Linear Functions and Constraints

This module implements linear functions (see LinearFunction) in formal variables and chained (in)equalities between them (see LinearConstraint). By convention, these are always written as either equalities or less-or-equal. For example:

sage: p = MixedIntegerLinearProgram()
sage: x = p.new_variable()
sage: f = 1 + x[1] + 2*x[2];  f     #  a linear function
1 + x_0 + 2*x_1
sage: type(f)
<class 'sage.numerical.linear_functions.LinearFunction'>

sage: c = (0 <= f);  c    # a constraint
0 <= 1 + x_0 + 2*x_1
sage: type(c)
<class 'sage.numerical.linear_functions.LinearConstraint'>

p = MixedIntegerLinearProgram()
x = p.new_variable()
f = 1 + x[1] + 2*x[2];  f     #  a linear function
type(f)
c = (0 <= f);  c    # a constraint
type(c)

Note that you can use this module without any reference to linear programming, it only implements linear functions over a base ring and constraints. However, for ease of demonstration we will always construct them out of linear programs (see mip).

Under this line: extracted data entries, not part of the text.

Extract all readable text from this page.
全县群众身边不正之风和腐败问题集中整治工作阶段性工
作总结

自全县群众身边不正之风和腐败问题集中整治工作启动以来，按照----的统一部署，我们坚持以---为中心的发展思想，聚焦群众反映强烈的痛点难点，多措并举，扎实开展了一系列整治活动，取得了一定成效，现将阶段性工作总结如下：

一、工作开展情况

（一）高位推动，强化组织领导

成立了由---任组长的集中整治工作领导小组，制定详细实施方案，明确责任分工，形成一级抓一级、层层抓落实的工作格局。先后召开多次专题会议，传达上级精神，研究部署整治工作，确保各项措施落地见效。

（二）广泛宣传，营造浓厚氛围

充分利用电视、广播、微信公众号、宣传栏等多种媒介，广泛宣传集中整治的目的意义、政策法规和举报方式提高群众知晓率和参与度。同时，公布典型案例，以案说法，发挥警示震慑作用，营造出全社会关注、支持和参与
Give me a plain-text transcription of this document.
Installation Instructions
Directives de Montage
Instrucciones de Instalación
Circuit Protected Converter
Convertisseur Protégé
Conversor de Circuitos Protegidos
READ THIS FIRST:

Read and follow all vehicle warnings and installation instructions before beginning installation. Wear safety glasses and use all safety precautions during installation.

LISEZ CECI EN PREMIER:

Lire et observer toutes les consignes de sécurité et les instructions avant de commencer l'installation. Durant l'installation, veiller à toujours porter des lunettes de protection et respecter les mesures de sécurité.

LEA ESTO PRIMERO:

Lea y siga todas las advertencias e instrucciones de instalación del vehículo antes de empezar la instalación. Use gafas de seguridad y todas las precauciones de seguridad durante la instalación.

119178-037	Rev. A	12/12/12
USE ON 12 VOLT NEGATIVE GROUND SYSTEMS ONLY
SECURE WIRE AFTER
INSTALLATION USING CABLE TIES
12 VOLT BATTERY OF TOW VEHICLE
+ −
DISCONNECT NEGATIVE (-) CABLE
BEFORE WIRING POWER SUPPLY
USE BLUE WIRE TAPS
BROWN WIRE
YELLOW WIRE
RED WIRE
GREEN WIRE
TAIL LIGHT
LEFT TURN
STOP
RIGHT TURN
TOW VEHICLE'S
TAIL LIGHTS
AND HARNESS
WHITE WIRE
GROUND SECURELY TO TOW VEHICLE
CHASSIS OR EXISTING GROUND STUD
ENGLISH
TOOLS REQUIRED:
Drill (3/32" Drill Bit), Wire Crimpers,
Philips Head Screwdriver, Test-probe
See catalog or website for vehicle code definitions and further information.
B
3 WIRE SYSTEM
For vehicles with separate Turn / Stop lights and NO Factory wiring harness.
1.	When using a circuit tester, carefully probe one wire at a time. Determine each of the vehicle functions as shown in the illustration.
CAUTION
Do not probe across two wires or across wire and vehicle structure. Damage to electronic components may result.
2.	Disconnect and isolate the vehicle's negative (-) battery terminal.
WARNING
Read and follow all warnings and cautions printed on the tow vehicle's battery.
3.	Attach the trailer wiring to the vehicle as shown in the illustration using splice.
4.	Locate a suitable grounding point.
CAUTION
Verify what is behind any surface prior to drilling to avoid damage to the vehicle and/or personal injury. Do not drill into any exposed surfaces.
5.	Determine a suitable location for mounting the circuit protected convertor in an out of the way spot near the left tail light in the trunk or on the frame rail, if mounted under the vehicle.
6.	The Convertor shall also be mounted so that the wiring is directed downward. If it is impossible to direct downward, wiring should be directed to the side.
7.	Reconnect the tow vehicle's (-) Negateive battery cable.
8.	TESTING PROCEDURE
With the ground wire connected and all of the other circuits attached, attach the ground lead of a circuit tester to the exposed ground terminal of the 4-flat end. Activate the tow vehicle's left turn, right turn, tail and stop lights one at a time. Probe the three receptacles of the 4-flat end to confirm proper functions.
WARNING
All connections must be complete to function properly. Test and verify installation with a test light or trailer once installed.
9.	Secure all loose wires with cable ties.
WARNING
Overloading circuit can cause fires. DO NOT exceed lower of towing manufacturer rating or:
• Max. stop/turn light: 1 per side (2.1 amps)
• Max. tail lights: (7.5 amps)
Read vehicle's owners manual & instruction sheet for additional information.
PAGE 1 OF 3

Constraints can be equations or (non-strict) inequalities. They can be chained:

sage: p = MixedIntegerLinearProgram()
sage: x = p.new_variable()
sage: x[0] == x[1] == x[2] == x[3]
x_0 == x_1 == x_2 == x_3

sage: ieq_01234 = x[0] <= x[1] <= x[2] <= x[3] <= x[4]
sage: ieq_01234
x_0 <= x_1 <= x_2 <= x_3 <= x_4

p = MixedIntegerLinearProgram()
x = p.new_variable()
x[0] == x[1] == x[2] == x[3]
ieq_01234 = x[0] <= x[1] <= x[2] <= x[3] <= x[4]
ieq_01234

If necessary, the direction of inequality is flipped to always write inequalities as less or equal:

sage: x[5] >= ieq_01234
x_0 <= x_1 <= x_2 <= x_3 <= x_4 <= x_5

sage: (x[5] <= x[6]) >= ieq_01234
x_0 <= x_1 <= x_2 <= x_3 <= x_4 <= x_5 <= x_6
sage: (x[5] <= x[6]) <= ieq_01234
x_5 <= x_6 <= x_0 <= x_1 <= x_2 <= x_3 <= x_4

x[5] >= ieq_01234
(x[5] <= x[6]) >= ieq_01234
(x[5] <= x[6]) <= ieq_01234

Warning

The implementation of chained inequalities uses a Python hack to make it work, so it is not completely robust. In particular, while constants are allowed, no two constants can appear next to each other. The following does not work for example:

sage: x[0] <= 3 <= 4
True

x[0] <= 3 <= 4

If you really need this for some reason, you can explicitly convert the constants to a LinearFunction:

sage: from sage.numerical.linear_functions import LinearFunctionsParent
sage: LF = LinearFunctionsParent(QQ)
sage: x[1] <= LF(3) <= LF(4)
x_1 <= 3 <= 4

from sage.numerical.linear_functions import LinearFunctionsParent
LF = LinearFunctionsParent(QQ)
x[1] <= LF(3) <= LF(4)

class sage.numerical.linear_functions.LinearConstraint

Bases: LinearFunctionOrConstraint

A class to represent formal Linear Constraints.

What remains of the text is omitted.